August 1 , 2006

Dear Colleague,

    De Gaulle was a great admirer of Israel. As president of the Fifth Republic, he sent military hardware--Mirage IIIs, tanks, helicopters, and patrol boats--to Israel. He did so, no doubt, for geopolitical reasons, but also because of his admiration for Ben Gurion, the Israeli prime minister. Of him, De Gaulle wrote: "David Ben Gurion came to see me more than once. I had developed an immediate liking and respect for this doughty warrior and champion. He was the personification of Israel, which he now ruled, having presided over her foundation and her war of independence. I could not fail to be attracted by the grandur of an enterprise which consisted in re-establishing an autonomous Jewis nation in a land that bore the traces of its fabulous history."

    Now, that's starry-eyed admiration, isn't it? Can it be more whole-heartedly expressed? Nevertheless, De Gaulle added:

But while the existence of Israel seemed to me to be more than justified, I considered that a great deal of caution was called for in her handling of the Arabs. The latter were her neighbors, and would always remain so. It was at their expense and on their lands that Israel had set herself up as a sovereign state. In doing so, she had wounded them in their religion and their pride. For this reason, when Ben Gurion spoke to me of his plan to settle four or five million Jews in Israel, which could not contain them in her present frontiers, and revealed to me his intention of extending these frontiers at the earliest opportunity, I urged him not to do so... You have brought off a remarkable achievement. Do not overdo it now. Rather than pursue ambitions which would plunge the East into terrible upheavals and would gradually lose you international sympathy, devote yourselves to pursuing the astonishing exploitation of a country that was until recently a desert, and to establishing harmonious relations with your neighbors (Jean Lacouture, De Gaulle, p. 436)

    American politicians over the entire political spectrum say that the root problem of violence in the Middle East lies in the existence of Hamas in Palestine and Hezbollah in Lebanon.
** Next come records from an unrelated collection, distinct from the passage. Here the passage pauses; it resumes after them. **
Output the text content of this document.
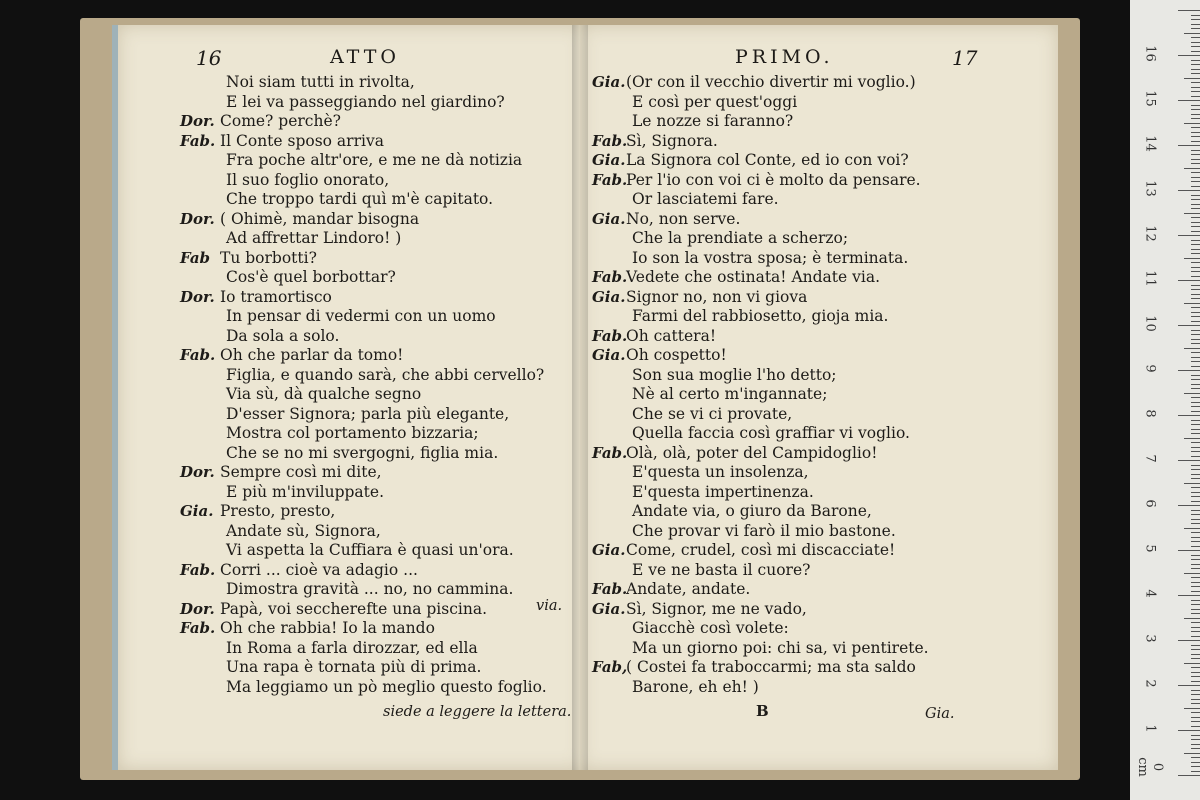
16	ATTO	PRIMO.	17
Noi siam tutti in rivolta,
E lei va passeggiando nel giardino?
Dor. Come? perchè?
Fab. Il Conte sposo arriva
Fra poche altr'ore, e me ne dà notizia
Il suo foglio onorato,
Che troppo tardi quì m'è capitato.
Dor. ( Ohimè, mandar bisogna
Ad affrettar Lindoro! )
Fab Tu borbotti?
Cos'è quel borbottar?
Dor. Io tramortisco
In pensar di vedermi con un uomo
Da sola a solo.
Fab. Oh che parlar da tomo!
Figlia, e quando sarà, che abbi cervello?
Via sù, dà qualche segno
D'esser Signora; parla più elegante,
Mostra col portamento bizzaria;
Che se no mi svergogni, figlia mia.
Dor. Sempre così mi dite,
E più m'inviluppate.
Gia. Presto, presto,
Andate sù, Signora,
Vi aspetta la Cuffiara è quasi un'ora.
Fab. Corri ... cioè va adagio ...
Dimostra gravità ... no, no cammina.
Dor. Papà, voi seccherefte una piscina.
Fab. Oh che rabbia! Io la mando
In Roma a farla dirozzar, ed ella
Una rapa è tornata più di prima.
Ma leggiamo un pò meglio questo foglio.
Gia. (Or con il vecchio divertir mi voglio.)
E così per quest'oggi
Le nozze si faranno?
Fab.
Sì, Signora.
Gia. La Signora col Conte, ed io con voi?
Fab.
Per l'io con voi ci è molto da pensare.
Or lasciatemi fare.
Gia. No, non serve.
Che la prendiate a scherzo;
Io son la vostra sposa; è terminata.
Fab.
Vedete che ostinata! Andate via.
Gia. Signor no, non vi giova
Farmi del rabbiosetto, gioja mia.
Fab.
Oh cattera!
Gia. Oh cospetto!
Son sua moglie l'ho detto;
Nè al certo m'ingannate;
Che se vi ci provate,
Quella faccia così graffiar vi voglio.
Fab.
Olà, olà, poter del Campidoglio!
E'questa un insolenza,
E'questa impertinenza.
Andate via, o giuro da Barone,
Che provar vi farò il mio bastone.
Gia. Come, crudel, così mi discacciate!
E ve ne basta il cuore?
Fab.
Andate, andate.
Gia. Sì, Signor, me ne vado,
Giacchè così volete:
Ma un giorno poi: chi sa, vi pentirete.
Fab,
( Costei fa traboccarmi; ma sta saldo
Barone, eh eh! )
via.
siede a leggere la lettera.	B	Gia.
0 cm
1
2
3
4
5
6
7
8
9
10
11
12
13
14
15
16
Surely, the root goes deeper than that? De Gaulle's prognostication of troubles to come seems to me far more deeply rooted. Support for Israel is America is total, no matter what Israel does. Hilary Clinton is reported to have said that, for her, the two captured Israeli soldiers might as well be American soldiers, so deeply does she identify with them. There are times when I wonder whether the USA is an independent country, with a foreign policy of her own. In America, I have heard thus far only one small, lone voice raised in protest against the overwhelming use of force in Lebanon, and it comes from the Jewish Committee for Peace and Justice in Milwaukee. So there you are! That which gives Israel--the idea and ideal of Israel--its unsurpassed moral grandeur is not totally dead.